Être stagiaire au SAMU apporte tous les jours son lot de stress, d’étrangeté, de côtoiement de la misère, de la folie ou de la violence.
Ce soir, nous nous rendons au Mirail, lieu noir par excellence, non seulement la nuit, mais la nuit, c’est pire. La police est sur les lieux. Il s’agit d’un HLM crasseux aux escaliers puant la vomissure. Malheureusement, la lumière est blafarde et l’escalier carrément obscur. Le délabrement du bâtiment se sent plus qu’il ne se voit, hélas.
« Docteur, vous êtes là ! Me dit le policier de service. Au troisième étage, il y a un individu agressif. Il faudrait le calmer; au médecin, il ne dira rien. Vous n’avez qu’à monter le premier. »
Inconscience de la jeunesse, ou inconséquence du policier…..

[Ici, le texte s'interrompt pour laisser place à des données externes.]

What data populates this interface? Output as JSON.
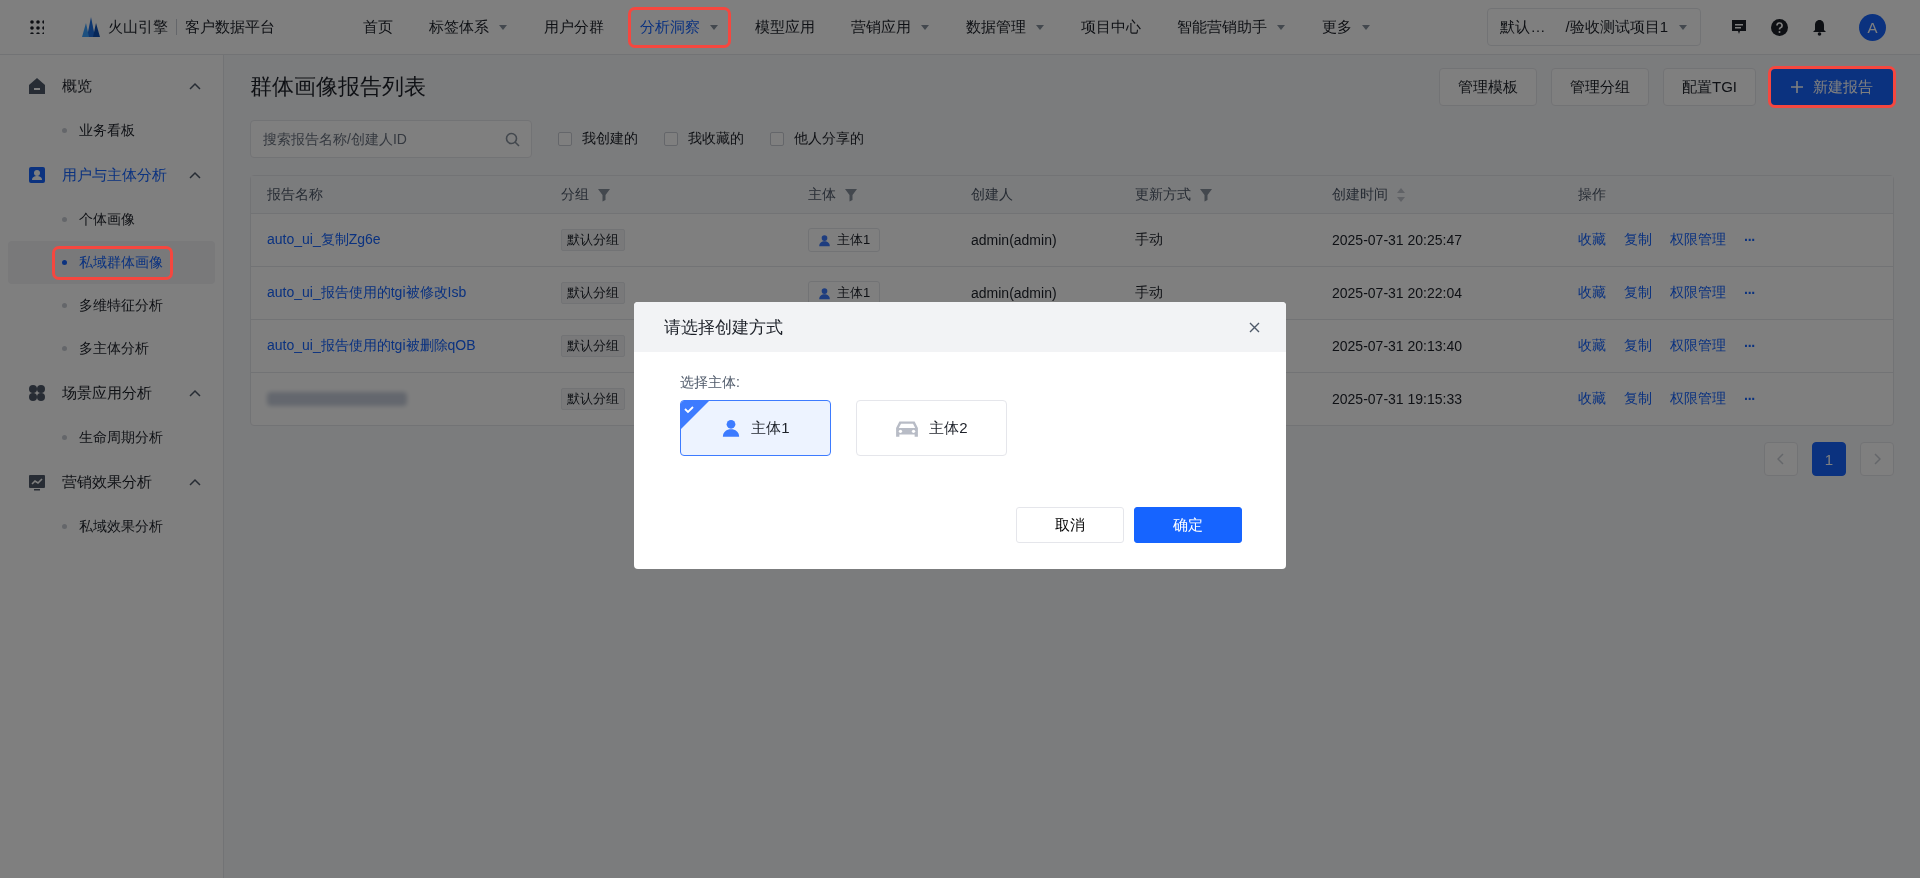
{
  "topbar": {
    "brand": "火山引擎",
    "product": "客户数据平台",
    "nav": [
      {
        "label": "首页",
        "dropdown": false,
        "selected": false,
        "highlighted": false
      },
      {
        "label": "标签体系",
        "dropdown": true,
        "selected": false,
        "highlighted": false
      },
      {
        "label": "用户分群",
        "dropdown": false,
        "selected": false,
        "highlighted": false
      },
      {
        "label": "分析洞察",
        "dropdown": true,
        "selected": true,
        "highlighted": true
      },
      {
        "label": "模型应用",
        "dropdown": false,
        "selected": false,
        "highlighted": false
      },
      {
        "label": "营销应用",
        "dropdown": true,
        "selected": false,
        "highlighted": false
      },
      {
        "label": "数据管理",
        "dropdown": true,
        "selected": false,
        "highlighted": false
      },
      {
        "label": "项目中心",
        "dropdown": false,
        "selected": false,
        "highlighted": false
      },
      {
        "label": "智能营销助手",
        "dropdown": true,
        "selected": false,
        "highlighted": false
      },
      {
        "label": "更多",
        "dropdown": true,
        "selected": false,
        "highlighted": false
      }
    ],
    "project": {
      "workspace": "默认…",
      "name": "/验收测试项目1"
    },
    "avatar": "A"
  },
  "sidebar": {
    "groups": [
      {
        "label": "概览",
        "expanded": true,
        "selected": false,
        "children": [
          {
            "label": "业务看板",
            "selected": false,
            "highlighted": false
          }
        ]
      },
      {
        "label": "用户与主体分析",
        "expanded": true,
        "selected": true,
        "children": [
          {
            "label": "个体画像",
            "selected": false,
            "highlighted": false
          },
          {
            "label": "私域群体画像",
            "selected": true,
            "highlighted": true
          },
          {
            "label": "多维特征分析",
            "selected": false,
            "highlighted": false
          },
          {
            "label": "多主体分析",
            "selected": false,
            "highlighted": false
          }
        ]
      },
      {
        "label": "场景应用分析",
        "expanded": true,
        "selected": false,
        "children": [
          {
            "label": "生命周期分析",
            "selected": false,
            "highlighted": false
          }
        ]
      },
      {
        "label": "营销效果分析",
        "expanded": true,
        "selected": false,
        "children": [
          {
            "label": "私域效果分析",
            "selected": false,
            "highlighted": false
          }
        ]
      }
    ]
  },
  "page": {
    "title": "群体画像报告列表",
    "buttons": [
      {
        "label": "管理模板",
        "kind": "default",
        "highlighted": false
      },
      {
        "label": "管理分组",
        "kind": "default",
        "highlighted": false
      },
      {
        "label": "配置TGI",
        "kind": "default",
        "highlighted": false
      },
      {
        "label": "新建报告",
        "kind": "primary",
        "highlighted": true
      }
    ],
    "search": {
      "placeholder": "搜索报告名称/创建人ID"
    },
    "filters": [
      {
        "label": "我创建的",
        "checked": false
      },
      {
        "label": "我收藏的",
        "checked": false
      },
      {
        "label": "他人分享的",
        "checked": false
      }
    ]
  },
  "table": {
    "columns": [
      {
        "label": "报告名称",
        "filter": false,
        "sort": false
      },
      {
        "label": "分组",
        "filter": true,
        "sort": false
      },
      {
        "label": "主体",
        "filter": true,
        "sort": false
      },
      {
        "label": "创建人",
        "filter": false,
        "sort": false
      },
      {
        "label": "更新方式",
        "filter": true,
        "sort": false
      },
      {
        "label": "创建时间",
        "filter": false,
        "sort": true
      },
      {
        "label": "操作",
        "filter": false,
        "sort": false
      }
    ],
    "rows": [
      {
        "name": "auto_ui_复制Zg6e",
        "blurred": false,
        "group": "默认分组",
        "subject": "主体1",
        "creator": "admin(admin)",
        "update": "手动",
        "created": "2025-07-31 20:25:47",
        "actions": [
          "收藏",
          "复制",
          "权限管理"
        ],
        "more": "···"
      },
      {
        "name": "auto_ui_报告使用的tgi被修改Isb",
        "blurred": false,
        "group": "默认分组",
        "subject": "主体1",
        "creator": "admin(admin)",
        "update": "手动",
        "created": "2025-07-31 20:22:04",
        "actions": [
          "收藏",
          "复制",
          "权限管理"
        ],
        "more": "···"
      },
      {
        "name": "auto_ui_报告使用的tgi被删除qOB",
        "blurred": false,
        "group": "默认分组",
        "created": "2025-07-31 20:13:40",
        "actions": [
          "收藏",
          "复制",
          "权限管理"
        ],
        "more": "···"
      },
      {
        "blurred": true,
        "group": "默认分组",
        "created": "2025-07-31 19:15:33",
        "actions": [
          "收藏",
          "复制",
          "权限管理"
        ],
        "more": "···"
      }
    ]
  },
  "pagination": {
    "pages": [
      {
        "label": "1",
        "selected": true
      }
    ]
  },
  "dialog": {
    "title": "请选择创建方式",
    "field_label": "选择主体:",
    "options": [
      {
        "label": "主体1",
        "kind": "person",
        "selected": true
      },
      {
        "label": "主体2",
        "kind": "car",
        "selected": false
      }
    ],
    "buttons": [
      {
        "label": "取消",
        "kind": "default"
      },
      {
        "label": "确定",
        "kind": "primary"
      }
    ]
  }
}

Je monte avec la caisse à outils, entendez par là, la trousse à médicaments d’urgence. (Effectivement, c’est bien l’instrument du mécanicien que nous utilisions en déplacement.) Je suis suivi de près par l’ambulancière pour me donner du courage et puis, une femme ça adoucit les angles. Que nenni, arrivés dans une pièce censée être une chambre, un homme bien basané, armé d’un rasoir de barbier me présente la lame parfaitement aiguisée sous le menton, plutôt correctement orientée du coté tranchant. C’est une expérience unique, surtout dans cette ambiance hitchcockienne. Là aussi la lumière quasi moribonde m’empêche de distinguer dans la pénombre si nous sommes seuls ou pas, puis m’arrive une voix réconfortante de femme probablement tapie derrière la porte qui me permet d’oser m’essayer à un « Docteur PIOVEZAN, du SAMU. Je viens voir si je peux vous aider. » Je me demande à cet instant si ce n’est pas plutôt moi qui ai besoin d’aide.
J’ai subi ce jour-là le plus gros lavage de cerveau de ma vie qui aurait pu faire pâlir le KGB. Je ne me souviens plus comment les choses ont évolué par la suite. Ce dont je suis sûr aujourd’hui : en raclant avec le dos de la main le dessous de mon menton je ne retrouve pas le stigmate cicatriciel d’une éventuelle balafre qui aurait précédé mon amnésie subite. Qui m’a sorti de cette sale affaire ? Ai-je déclamé le sésame providentiel à l’origine de ma libération ? J’ai un trou noir.